2. A page per core service
The most commercially important pages on the entire site — and the most commonly missing. Each main service gets its own page: what's included, who it's for, how the process works, indicative pricing if you can, the questions customers always ask, and a clear next step. These are the pages that rank for "your service + your town", which is where buying-intent traffic lives.
3. About — the trust page
Visitors click About for one reason: can I trust these people? Answer with faces, names, your story in two paragraphs, qualifications and memberships, and photos of real humans doing real work. It's consistently one of the most visited pages on small business sites — treat it accordingly.
4. Contact — remove every ounce of friction
Phone number that's tappable on mobile, email, a short form (name, contact, message — not eleven fields), your address and map if customers visit, opening hours, and what happens next ("we reply within one working day"). Every extra hoop costs you enquiries.
5. Proof — reviews, work, case studies
One page that gathers your evidence: reviews, photos of completed work, before/afters, named case studies if clients agree.
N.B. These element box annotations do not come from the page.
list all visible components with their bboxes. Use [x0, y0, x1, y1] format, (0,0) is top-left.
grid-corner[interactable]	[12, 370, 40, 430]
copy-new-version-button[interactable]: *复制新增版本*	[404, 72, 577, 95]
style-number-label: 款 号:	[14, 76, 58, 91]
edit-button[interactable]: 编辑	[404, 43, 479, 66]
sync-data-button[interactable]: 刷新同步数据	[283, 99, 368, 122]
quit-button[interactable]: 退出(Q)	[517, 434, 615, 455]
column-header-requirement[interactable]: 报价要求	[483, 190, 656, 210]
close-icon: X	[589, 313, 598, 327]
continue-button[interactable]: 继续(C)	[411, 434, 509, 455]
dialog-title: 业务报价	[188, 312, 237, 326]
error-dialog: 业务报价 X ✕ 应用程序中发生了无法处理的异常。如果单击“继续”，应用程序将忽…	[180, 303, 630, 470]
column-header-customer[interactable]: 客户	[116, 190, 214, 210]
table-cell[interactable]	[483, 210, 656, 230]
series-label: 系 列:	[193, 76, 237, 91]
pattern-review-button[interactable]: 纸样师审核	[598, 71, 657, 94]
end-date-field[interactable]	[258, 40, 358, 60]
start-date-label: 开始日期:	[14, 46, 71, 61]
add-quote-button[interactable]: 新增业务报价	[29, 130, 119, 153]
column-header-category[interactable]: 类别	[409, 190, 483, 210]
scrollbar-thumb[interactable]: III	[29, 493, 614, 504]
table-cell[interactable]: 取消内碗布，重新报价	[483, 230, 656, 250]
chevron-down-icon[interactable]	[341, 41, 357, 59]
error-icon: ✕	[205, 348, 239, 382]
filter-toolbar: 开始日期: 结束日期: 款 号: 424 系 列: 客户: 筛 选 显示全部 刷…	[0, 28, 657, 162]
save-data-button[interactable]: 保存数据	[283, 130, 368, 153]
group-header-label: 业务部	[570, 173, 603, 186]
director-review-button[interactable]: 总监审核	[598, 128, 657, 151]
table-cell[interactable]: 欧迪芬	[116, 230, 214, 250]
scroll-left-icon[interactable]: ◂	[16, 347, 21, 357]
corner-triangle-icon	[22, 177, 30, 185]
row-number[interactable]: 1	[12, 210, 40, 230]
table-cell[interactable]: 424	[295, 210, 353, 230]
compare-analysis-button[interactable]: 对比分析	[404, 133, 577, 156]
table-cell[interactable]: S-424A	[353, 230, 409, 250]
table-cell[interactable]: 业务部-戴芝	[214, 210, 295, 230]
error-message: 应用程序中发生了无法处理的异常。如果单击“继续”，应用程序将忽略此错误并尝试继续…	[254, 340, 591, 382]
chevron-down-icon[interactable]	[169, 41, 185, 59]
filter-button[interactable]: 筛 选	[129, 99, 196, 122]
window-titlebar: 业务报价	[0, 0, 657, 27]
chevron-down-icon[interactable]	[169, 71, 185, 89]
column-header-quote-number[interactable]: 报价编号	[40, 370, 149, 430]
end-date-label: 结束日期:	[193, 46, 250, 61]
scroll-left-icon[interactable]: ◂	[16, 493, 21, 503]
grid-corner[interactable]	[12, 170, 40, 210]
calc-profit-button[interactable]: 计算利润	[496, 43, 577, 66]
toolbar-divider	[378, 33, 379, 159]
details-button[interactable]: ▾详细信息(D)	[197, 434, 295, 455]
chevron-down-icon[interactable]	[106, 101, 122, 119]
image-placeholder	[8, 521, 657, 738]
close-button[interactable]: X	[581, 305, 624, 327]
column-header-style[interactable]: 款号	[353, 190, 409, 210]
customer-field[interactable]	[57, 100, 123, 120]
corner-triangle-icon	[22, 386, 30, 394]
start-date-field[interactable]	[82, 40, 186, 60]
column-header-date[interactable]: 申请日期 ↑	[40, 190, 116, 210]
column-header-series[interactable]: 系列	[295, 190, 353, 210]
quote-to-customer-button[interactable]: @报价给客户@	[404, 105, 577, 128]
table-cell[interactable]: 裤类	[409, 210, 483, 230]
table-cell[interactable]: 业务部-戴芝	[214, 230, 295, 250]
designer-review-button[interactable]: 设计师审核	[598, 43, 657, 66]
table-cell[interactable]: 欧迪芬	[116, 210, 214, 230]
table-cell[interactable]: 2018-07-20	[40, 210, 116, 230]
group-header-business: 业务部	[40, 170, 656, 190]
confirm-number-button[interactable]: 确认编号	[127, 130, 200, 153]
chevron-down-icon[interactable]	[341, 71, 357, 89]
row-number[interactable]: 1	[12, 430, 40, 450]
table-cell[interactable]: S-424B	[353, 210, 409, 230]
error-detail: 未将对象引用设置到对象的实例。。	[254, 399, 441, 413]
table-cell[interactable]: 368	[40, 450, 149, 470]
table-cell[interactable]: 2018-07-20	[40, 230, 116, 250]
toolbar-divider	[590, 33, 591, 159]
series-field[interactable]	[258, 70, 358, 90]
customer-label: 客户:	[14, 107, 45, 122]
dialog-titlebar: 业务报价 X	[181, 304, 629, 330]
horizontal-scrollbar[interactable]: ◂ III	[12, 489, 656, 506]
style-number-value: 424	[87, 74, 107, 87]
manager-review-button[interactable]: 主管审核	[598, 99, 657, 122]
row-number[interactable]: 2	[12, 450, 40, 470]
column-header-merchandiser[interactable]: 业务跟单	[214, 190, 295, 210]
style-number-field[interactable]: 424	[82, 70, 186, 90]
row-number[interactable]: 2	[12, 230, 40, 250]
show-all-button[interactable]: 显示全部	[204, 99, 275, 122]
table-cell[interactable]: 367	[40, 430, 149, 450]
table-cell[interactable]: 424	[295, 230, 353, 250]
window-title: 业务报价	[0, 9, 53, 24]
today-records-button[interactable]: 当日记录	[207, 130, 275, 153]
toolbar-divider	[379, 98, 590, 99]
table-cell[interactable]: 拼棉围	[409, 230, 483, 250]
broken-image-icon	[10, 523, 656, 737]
Format matters less than specificity — "Rewired a 4-bed Victorian terrace in Moseley, completed in 5 days" persuades more than a wall of anonymous five-star quotes.
6. The legal set
Privacy policy as a minimum if you collect any personal data (a UK GDPR requirement), plus terms and a cookie notice where relevant. Unglamorous, expected, and quietly reassuring to commercial clients who check.
Pages you can usually skip
- A blog you won't maintain. A "News" page whose last post is from 2023 actively signals neglect. Add articles when you'll genuinely sustain them — they help local SEO — not before.
- A generic FAQ page. FAQs work best on the service pages where the questions arise, not exiled to a page nobody visits.
- "Our Mission / Vision / Values." Customers don't care about your mission statement; they care whether you turn up. Fold anything real into About.
- A gallery dump. Two hundred unlabelled thumbnails persuade nobody. Curate fifteen strong images with captions into your proof page instead.
The test for any page
Would a real prospective customer need this to decide? If yes, build it properly. If no, its content belongs on another page or nowhere. Six strong pages beat sixteen weak ones on every measure that matters: clarity, rankings, maintenance and cost.